Parwan liegt im zentralen Teil Afghanistans. Die Provinz grenzt an Baghlan im Norden, Panjshir und Kapisa im Osten, Kabul und Wardak im Süden und Südosten und Bamyan im Westen. Die Provinz ist in die folgenden Distrikte unterteilt: Bagram, der Provinzhauptstadt Charikar, Syahgird (oder Ghurband), Jabulussaraj, Koh-e-Safi, Salang, Sayyid Khel, Shaykh Ali, Shinwari und Surkhi Parsa. Die afghanische zentrale Statistikorganisation schätzte die Bevölkerung von Parwan für den Zeitraum 2019-20 auf 724.561 Personen; diese besteht hauptsächlich aus Paschtunen, Tadschiken, Usbeken, Qizilbash, Kuchi und Hazara.

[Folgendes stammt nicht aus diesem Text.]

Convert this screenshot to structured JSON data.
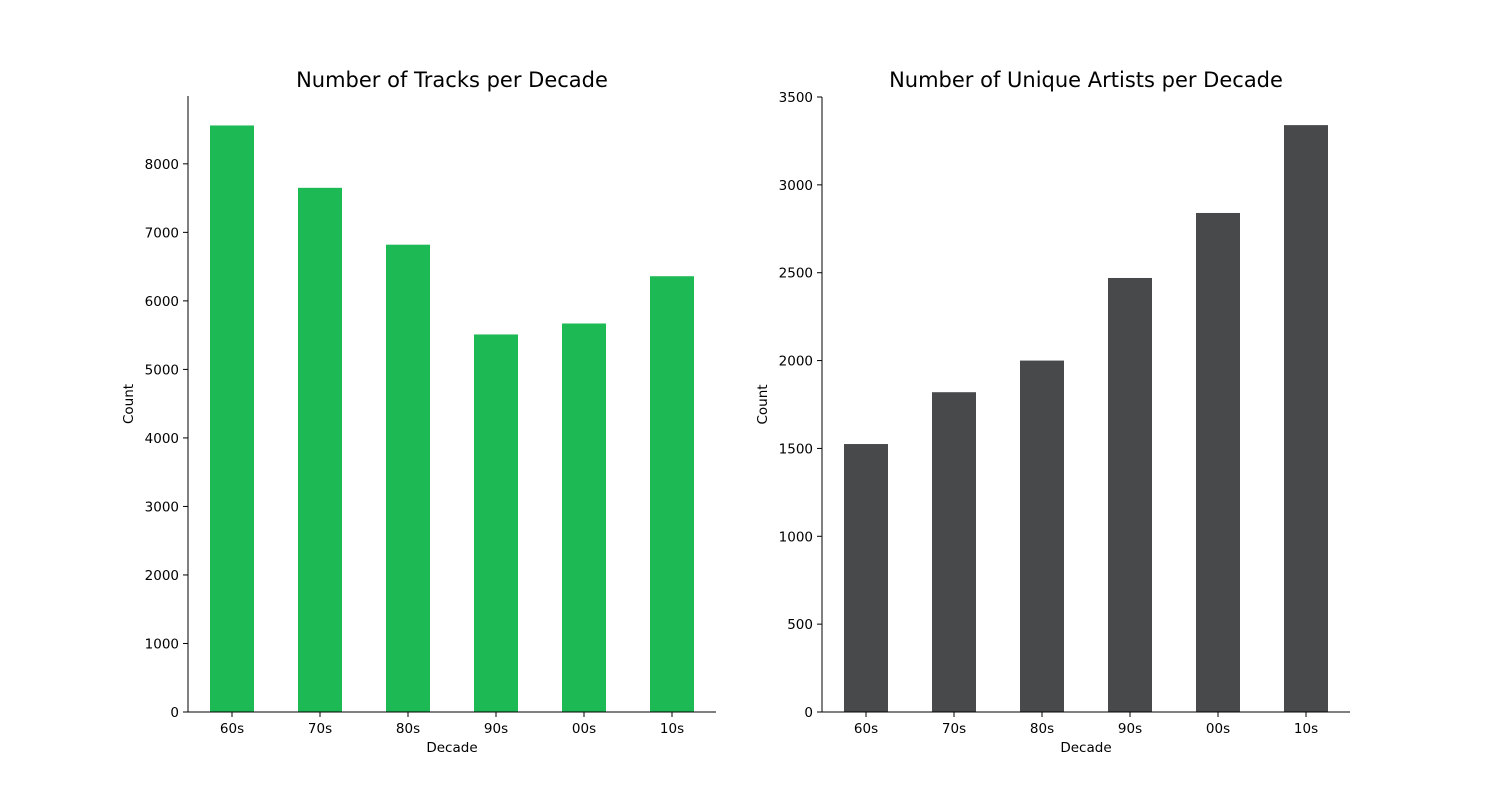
{
  "chart_data": [
    {
      "type": "bar",
      "title": "Number of Tracks per Decade",
      "xlabel": "Decade",
      "ylabel": "Count",
      "categories": [
        "60s",
        "70s",
        "80s",
        "90s",
        "00s",
        "10s"
      ],
      "values": [
        8560,
        7650,
        6820,
        5510,
        5670,
        6360
      ],
      "ylim": [
        0,
        8990
      ],
      "yticks": [
        0,
        1000,
        2000,
        3000,
        4000,
        5000,
        6000,
        7000,
        8000
      ],
      "color": "#1DB954",
      "grid": false,
      "legend": "none"
    },
    {
      "type": "bar",
      "title": "Number of Unique Artists per Decade",
      "xlabel": "Decade",
      "ylabel": "Count",
      "categories": [
        "60s",
        "70s",
        "80s",
        "90s",
        "00s",
        "10s"
      ],
      "values": [
        1525,
        1820,
        2000,
        2470,
        2840,
        3340
      ],
      "ylim": [
        0,
        3500
      ],
      "yticks": [
        0,
        500,
        1000,
        1500,
        2000,
        2500,
        3000,
        3500
      ],
      "color": "#48494B",
      "grid": false,
      "legend": "none"
    }
  ]
}
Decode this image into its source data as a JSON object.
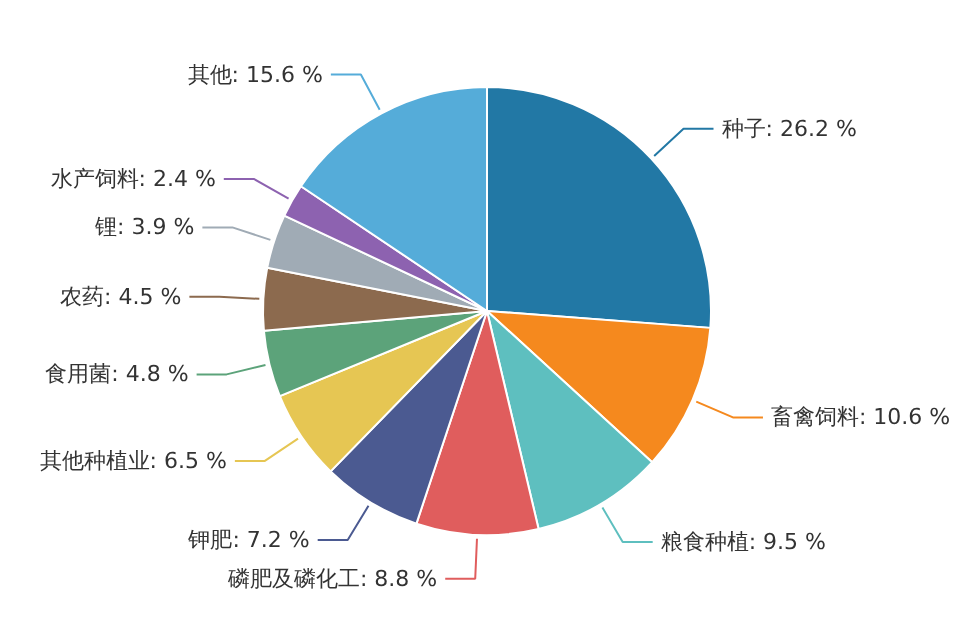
{
  "chart_data": {
    "type": "pie",
    "categories": [
      "种子",
      "畜禽饲料",
      "粮食种植",
      "磷肥及磷化工",
      "钾肥",
      "其他种植业",
      "食用菌",
      "农药",
      "锂",
      "水产饲料",
      "其他"
    ],
    "values": [
      26.2,
      10.6,
      9.5,
      8.8,
      7.2,
      6.5,
      4.8,
      4.5,
      3.9,
      2.4,
      15.6
    ],
    "value_labels": [
      "26.2 %",
      "10.6 %",
      "9.5 %",
      "8.8 %",
      "7.2 %",
      "6.5 %",
      "4.8 %",
      "4.5 %",
      "3.9 %",
      "2.4 %",
      "15.6 %"
    ],
    "colors": [
      "#2278a5",
      "#f5891e",
      "#5ebfbf",
      "#e05d5d",
      "#4b5a91",
      "#e6c653",
      "#5ca37a",
      "#8c6a4e",
      "#a0abb5",
      "#8d62b0",
      "#55acd9"
    ]
  }
}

Hintergrundinformationen zum Konflikt und Akteure

Im Mai 2019 zählte eine Quelle die Provinz Parwan zu den relativ friedlichen Provinzen Afghanistans, in deren abgelegenen Distrikten Aufständische oftmals den Versuch unternehmen, terroristische Aktivitäten auszuführen. Im Juni 2019 berichtete dieselbe Quelle jedoch, dass sich die Sicherheitslage in manchen Distrikten der Provinz in den vergangenen Jahren verschlechtert hätte. So waren im August 2018 Taliban-Aufständische in den Distrikten Koh-e-Safi, Sayyid Khel, Shinwari, Siyahgird und Surkhi Parsa aktiv, von wo aus sie Angriffe auf die Provinzhauptstadt Charikar und die Luftwaffenbasis Bagram planten.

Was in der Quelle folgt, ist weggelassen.